One of the issues about Barack Obama’s stimulus bill, although hardly the most contentious, was the speed in which funds would get spent. Critics warned at the time that the deluge of cash in a short time period would overwhelm bureaucracies tasked with accountability for the funds as well as federal and state agencies involved in licenses and permits. That has certainly been the experience for NextEra Energy Resources, which wanted to take advantage of incentives for solar power in California. Unfortunately, the deadline may run out before California can get around to considering its permit applications:
The company proposed a 2,000-acre solar farm, named Beacon, on fallow agricultural land on the edge of California’s Mojave Desert. The site has the great desert sun but is on degraded land near a freeway, an auto test track and old buildings.
The site “is exactly where solar should be,” says David Myers, head of conservation group Wildlands Conservancy.
But two years later, NextEra still awaits permission to begin construction from the California Energy Commission, which grants permits on such projects after environmental reviews. Time is running short, not only for NextEra but for several dozen green-energy projects in California. Ground must be broken on them before year’s end to get federal stimulus funds worth 30% of the projects’ cost. …
Yet the sheer number and size of the California projects, especially a dozen huge solar farms unlike anything regulators have reviewed in 20 years, is stressing agencies and stakeholders alike.
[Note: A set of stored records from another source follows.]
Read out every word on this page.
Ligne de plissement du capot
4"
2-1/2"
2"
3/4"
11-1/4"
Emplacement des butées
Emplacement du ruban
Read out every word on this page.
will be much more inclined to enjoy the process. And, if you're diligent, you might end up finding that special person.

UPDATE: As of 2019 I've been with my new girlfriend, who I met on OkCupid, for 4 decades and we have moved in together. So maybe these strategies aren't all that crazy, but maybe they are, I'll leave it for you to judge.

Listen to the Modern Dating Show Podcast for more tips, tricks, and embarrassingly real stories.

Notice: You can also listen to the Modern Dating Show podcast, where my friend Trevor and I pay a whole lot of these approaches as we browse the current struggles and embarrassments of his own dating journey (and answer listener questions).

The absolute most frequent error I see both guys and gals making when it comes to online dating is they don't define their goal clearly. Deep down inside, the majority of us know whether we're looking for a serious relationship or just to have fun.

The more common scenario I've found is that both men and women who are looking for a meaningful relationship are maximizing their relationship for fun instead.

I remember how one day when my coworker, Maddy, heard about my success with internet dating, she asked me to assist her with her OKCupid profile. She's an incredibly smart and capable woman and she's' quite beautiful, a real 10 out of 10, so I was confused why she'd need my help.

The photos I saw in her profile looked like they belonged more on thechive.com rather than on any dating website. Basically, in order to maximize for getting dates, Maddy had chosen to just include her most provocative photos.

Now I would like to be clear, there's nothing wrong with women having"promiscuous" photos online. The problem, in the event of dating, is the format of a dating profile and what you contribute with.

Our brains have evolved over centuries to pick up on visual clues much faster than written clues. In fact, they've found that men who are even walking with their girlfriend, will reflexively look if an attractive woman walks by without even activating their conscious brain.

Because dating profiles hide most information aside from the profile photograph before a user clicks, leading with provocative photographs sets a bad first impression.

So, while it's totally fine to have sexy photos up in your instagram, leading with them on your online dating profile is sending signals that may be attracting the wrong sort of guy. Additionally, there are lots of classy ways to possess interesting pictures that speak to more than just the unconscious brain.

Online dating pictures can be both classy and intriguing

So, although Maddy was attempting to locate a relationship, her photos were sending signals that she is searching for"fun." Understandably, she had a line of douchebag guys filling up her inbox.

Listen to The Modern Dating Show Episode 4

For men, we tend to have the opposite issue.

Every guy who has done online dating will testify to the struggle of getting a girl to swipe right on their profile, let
No other state has so many huge solar projects in the pipeline. Billions of dollars in stimulus funds ride on whether the permitting process can be sped up without sacrificing California’s stringent environmental standards.
No corners are being cut, regulators say. But some environmentalists fear that the tight deadlines will lead to projects that could’ve been better with more time. And companies say that some projects, like NextEra’s, have suffered delays born of inefficient permitting.
The project certainly sounds like a worthy idea, although whether it should involve taxpayer subsidies is another question. If solar power could be made more efficient — or more accurately, if storage from solar power could be made more efficient — it would provide relatively cheap energy in mass production that is not only renewable but could also lower our dependence on foreign energy resources.
However, in order for these kinds of projects to succeed both scientifically and economically, people need to be able to buy or lease land and install the equipment efficiently. Taking two years for permitting and licensing is not going to get investors interested in backing these projects. What’s holding up the works for NextEra? For one thing, the state is requiring an abatement plan for an endangered species that doesn’t live on the property in question:
At a January hearing before the California Energy Commission, NextEra unfurled a string of complaints about the process. The Beacon site had to have a plan to relocate desert tortoises, although the site “has no desert tortoises,” NextEra’s Scott Busa said. The company had to redo a plan five times to monitor ravens that prey on baby tortoises, although the solar fields would draw fewer ravens than the sheep that currently graze and sometimes die on the land, providing a “raven buffet,” Busa said.
He also said state regulators gave NextEra a 382-day plan to offset any effect on Native American cultural resources on the site, when the company didn’t have 382 days before it had to break ground to get stimulus funding.
The state later lowered that to 180 days, belatedly realizing that a key part of the incentive would disappear sooner than 382 days. A better question may be why NextEra needs to jump through these hurdles in the first place. California needs cheap energy in order to boost its staggering economy, and yet they’ve wasted two years in getting the NextEra project on line by forcing them through a Byzantine permitting process.
These problems didn’t start with Porkulus, of course; NextEra had its headaches well before February 2009 on this project. But critics warned that these very bureaucratic pitfalls would negate the momentum needed for a quick-acting economic stimulus, which is why they recommended sweeping tax breaks and reforms instead.